What this research adds
Using AI to analyze more than 400,000 proteins from the gut microbiotas of nearly 2,000 people, researchers predicted which genetic sequences might have antimicrobial properties, discovering a new class of compounds with unique characteristics. After testing 78 synthesized peptides against commensal bacteria and pathogens, the team found that most of them inhibited bacterial growth. One candidate, called prevotellin-2, was as effective as polymyxin B, a last-resort antibiotic.
Conclusions
The findings highlight the potential of the human gut microbiota as a source for new antibiotics.
The rapid rise of antibiotic-resistant bacteria, which leads to a decline in effective treatments for many infections, is a major threat to healthcare. A recent survey of the gut microbiotas from nearly 2,000 individuals has uncovered dozens of potential new antibiotics.
The findings, published in Cell, highlight the human gut microbiota’s promise as a source for novel antimicrobial compounds.
“One of our primary goals is to mine the world’s biological information as a source of antibiotics and other useful molecules,” says study senior investigator Cesar de la Fuente-Nunez at the University of Pennsylvania in Philadelphia. “Rather than relying on traditional, painstaking methods that involve collecting soil or water samples and purifying active compounds, we harness the vast array of biological data found in genomes, metagenomes and proteomes.”
Antimicrobial peptides, short amino acid chains known for their potential as new antibiotics, have shown promise in fighting antibiotic-resistant bacteria due to their broad-spectrum activity and low resistance rates. However, discovering new antimicrobial candidates has proved challenging, as it mainly relies on natural organism screening.
De la Fuente and his collaborators hypothesized that competitive environments, such as the human gut, could harbor many yet-to-be-discovered antimicrobial compounds. To predict genetic sequences with possible antimicrobial properties, the researchers used AI algorithms trained on existing antibiotics to scour the genetic material obtained from the gut microbiotas of nearly 2,000 people.
Mining gut microbiotas
By analyzing more than 400,000 proteins, the researchers predicted which genetic sequences might have antimicrobial properties. They then synthesized 78 small antimicrobial peptides from such genetic sequences and tested them against 11 pathogens and 13 common gut bacteria.
More than 30% of the small antimicrobial peptides killed at least one pathogen, but none targeted Staphylococcus aureus. About half of the peptides showed antimicrobial activity against at least one gut commensal, and most showed antimicrobial activity against pathogens or commensals.

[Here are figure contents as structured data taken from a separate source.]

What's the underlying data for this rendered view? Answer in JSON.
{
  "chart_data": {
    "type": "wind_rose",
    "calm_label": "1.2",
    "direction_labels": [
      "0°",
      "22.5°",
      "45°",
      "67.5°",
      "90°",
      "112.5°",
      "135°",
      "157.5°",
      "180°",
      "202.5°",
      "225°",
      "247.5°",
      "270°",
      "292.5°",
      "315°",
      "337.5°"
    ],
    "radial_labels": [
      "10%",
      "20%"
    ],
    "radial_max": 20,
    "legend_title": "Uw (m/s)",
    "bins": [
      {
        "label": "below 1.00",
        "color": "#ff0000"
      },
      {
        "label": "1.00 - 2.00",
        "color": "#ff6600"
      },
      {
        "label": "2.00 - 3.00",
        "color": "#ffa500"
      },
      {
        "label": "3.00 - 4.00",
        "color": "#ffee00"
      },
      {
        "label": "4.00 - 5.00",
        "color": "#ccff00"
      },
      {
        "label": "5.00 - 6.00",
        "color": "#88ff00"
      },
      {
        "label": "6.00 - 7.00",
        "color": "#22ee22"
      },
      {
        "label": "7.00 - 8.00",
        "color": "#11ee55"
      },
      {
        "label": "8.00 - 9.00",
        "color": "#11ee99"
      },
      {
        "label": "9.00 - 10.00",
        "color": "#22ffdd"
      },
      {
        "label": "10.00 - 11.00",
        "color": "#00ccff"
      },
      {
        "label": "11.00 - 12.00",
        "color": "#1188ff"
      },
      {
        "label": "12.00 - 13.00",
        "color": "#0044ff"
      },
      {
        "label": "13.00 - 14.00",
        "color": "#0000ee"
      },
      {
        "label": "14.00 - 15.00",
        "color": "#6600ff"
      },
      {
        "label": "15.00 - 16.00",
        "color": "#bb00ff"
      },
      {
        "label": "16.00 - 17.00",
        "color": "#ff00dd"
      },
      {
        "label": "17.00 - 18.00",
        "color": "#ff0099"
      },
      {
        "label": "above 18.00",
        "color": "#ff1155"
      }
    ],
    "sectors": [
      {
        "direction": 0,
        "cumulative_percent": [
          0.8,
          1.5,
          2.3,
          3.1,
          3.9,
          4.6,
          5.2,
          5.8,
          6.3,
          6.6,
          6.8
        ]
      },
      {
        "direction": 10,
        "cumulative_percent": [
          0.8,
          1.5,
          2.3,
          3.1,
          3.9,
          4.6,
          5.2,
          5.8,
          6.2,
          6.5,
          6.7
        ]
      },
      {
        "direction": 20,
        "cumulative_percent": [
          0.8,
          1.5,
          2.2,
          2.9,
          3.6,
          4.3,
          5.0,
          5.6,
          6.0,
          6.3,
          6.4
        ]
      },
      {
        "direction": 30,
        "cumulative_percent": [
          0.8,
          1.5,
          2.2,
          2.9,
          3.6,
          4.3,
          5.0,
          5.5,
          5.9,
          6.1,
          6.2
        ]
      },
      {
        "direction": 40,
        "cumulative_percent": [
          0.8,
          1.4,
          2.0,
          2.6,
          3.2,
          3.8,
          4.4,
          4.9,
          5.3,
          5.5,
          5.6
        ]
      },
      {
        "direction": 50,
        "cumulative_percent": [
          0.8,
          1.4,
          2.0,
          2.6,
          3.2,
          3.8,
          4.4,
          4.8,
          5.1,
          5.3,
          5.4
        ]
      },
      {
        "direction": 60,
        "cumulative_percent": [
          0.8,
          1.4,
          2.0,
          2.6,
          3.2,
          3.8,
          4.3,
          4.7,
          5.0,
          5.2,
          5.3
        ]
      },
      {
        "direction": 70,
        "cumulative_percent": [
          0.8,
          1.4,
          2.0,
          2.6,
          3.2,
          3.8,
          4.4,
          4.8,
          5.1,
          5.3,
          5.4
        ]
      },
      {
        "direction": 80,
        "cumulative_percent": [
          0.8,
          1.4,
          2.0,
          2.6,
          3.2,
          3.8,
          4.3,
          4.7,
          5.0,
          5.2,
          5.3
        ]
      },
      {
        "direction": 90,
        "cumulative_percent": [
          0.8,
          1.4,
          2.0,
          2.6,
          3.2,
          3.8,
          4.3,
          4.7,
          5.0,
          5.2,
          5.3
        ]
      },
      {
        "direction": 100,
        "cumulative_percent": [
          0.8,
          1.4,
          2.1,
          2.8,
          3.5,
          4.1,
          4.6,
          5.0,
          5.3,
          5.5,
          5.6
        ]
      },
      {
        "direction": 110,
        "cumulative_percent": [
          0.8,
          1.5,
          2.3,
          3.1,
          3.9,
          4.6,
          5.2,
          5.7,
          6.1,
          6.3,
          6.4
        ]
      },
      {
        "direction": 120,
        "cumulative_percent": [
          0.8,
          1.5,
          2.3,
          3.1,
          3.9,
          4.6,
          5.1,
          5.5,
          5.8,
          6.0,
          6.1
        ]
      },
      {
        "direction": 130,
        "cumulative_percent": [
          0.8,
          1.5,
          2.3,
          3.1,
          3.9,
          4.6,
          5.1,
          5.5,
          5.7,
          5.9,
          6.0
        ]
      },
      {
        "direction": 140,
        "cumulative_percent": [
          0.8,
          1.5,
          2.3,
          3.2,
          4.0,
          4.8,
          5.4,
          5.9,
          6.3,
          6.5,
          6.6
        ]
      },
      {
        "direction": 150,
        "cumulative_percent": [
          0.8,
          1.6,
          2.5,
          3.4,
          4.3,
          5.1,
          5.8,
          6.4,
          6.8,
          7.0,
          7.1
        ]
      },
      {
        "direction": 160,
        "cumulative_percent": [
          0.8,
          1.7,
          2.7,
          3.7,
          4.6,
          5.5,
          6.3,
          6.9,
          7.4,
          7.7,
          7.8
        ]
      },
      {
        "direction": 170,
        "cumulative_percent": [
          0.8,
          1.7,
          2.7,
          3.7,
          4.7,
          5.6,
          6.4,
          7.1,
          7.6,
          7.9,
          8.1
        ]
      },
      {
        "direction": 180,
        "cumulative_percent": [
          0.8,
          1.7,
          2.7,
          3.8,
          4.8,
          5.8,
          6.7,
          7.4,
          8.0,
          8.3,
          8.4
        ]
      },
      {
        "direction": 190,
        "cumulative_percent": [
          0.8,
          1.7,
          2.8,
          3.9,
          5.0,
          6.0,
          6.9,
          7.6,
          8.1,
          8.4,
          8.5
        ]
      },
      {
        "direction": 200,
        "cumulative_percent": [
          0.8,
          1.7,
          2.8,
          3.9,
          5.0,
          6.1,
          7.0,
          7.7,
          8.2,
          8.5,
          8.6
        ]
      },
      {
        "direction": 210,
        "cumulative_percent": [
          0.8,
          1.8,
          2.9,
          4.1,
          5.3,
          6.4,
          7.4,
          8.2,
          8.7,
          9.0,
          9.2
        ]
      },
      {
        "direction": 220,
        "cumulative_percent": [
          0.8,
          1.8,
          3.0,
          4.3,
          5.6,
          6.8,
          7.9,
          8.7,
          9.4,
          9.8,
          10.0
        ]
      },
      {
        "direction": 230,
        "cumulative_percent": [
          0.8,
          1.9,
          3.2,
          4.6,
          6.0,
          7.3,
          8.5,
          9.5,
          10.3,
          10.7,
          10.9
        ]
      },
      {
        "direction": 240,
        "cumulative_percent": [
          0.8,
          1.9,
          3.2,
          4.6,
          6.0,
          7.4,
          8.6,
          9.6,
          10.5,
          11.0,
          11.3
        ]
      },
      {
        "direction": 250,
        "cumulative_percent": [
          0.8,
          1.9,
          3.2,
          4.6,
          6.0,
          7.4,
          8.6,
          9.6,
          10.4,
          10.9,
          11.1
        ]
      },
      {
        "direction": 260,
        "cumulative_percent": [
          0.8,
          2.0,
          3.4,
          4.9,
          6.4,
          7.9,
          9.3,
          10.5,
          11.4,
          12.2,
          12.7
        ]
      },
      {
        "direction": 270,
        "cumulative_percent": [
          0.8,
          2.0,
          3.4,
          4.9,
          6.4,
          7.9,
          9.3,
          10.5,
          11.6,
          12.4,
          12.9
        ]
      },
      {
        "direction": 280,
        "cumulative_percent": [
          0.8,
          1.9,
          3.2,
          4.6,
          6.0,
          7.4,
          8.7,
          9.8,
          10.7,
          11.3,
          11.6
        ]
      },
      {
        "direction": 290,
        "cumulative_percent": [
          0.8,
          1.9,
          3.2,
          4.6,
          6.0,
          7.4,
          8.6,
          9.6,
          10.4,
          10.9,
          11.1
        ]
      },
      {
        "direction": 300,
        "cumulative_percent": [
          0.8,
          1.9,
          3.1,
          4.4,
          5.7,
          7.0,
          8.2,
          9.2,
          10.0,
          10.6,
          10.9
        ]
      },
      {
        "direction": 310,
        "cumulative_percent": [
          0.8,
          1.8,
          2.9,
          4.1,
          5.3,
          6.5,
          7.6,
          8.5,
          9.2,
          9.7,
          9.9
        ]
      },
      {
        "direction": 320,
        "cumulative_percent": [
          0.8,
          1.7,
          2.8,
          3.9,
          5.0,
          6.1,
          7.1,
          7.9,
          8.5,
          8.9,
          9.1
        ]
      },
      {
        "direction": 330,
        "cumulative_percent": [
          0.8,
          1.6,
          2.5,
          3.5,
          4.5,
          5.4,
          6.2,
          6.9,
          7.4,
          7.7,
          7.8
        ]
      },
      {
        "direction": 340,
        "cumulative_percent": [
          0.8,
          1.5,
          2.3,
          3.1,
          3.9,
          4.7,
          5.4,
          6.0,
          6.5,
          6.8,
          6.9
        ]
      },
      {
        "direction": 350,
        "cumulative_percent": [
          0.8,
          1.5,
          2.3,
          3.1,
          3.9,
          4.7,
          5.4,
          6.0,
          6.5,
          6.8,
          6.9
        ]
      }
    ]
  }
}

Prevotellin-2, a small antimicrobial peptide predicted to be encoded by Prevotella copri, showed antimicrobial activity against Acinetobacter baumannii and against a different strain of P. copri. Prevotellin-2 was as effective as polymyxin B — an antibiotic used to treat multidrug-resistant infections, the researchers found.
Path forward
The analysis revealed that the peptides identified have a different makeup compared to what is usually regarded as antimicrobial. “The compounds we have discovered constitute a new class, and their unique properties will help us understand and expand the sequence space of antimicrobials,” says study lead investigator Marcelo Torres.
To understand how these peptides kill microbes, the team tested whether they disrupt bacterial membranes. Using fluorescence assays, they found that while small antimicrobial peptides generally did not damage the outer membrane of bacteria as much as traditional antibiotics, they are effective at disrupting the microbes’ inner membrane, which is crucial for survival.
Most small antimicrobial peptides weren’t toxic to human intestinal cells, but some were toxic to skin cells. The results emphasize the importance of choosing peptides carefully for treatments to avoid damaging human cells, the researchers say. “Mining the human microbiome for new and exciting classes of antimicrobial peptides is a promising path forward for researchers and doctors, and most especially for patients.”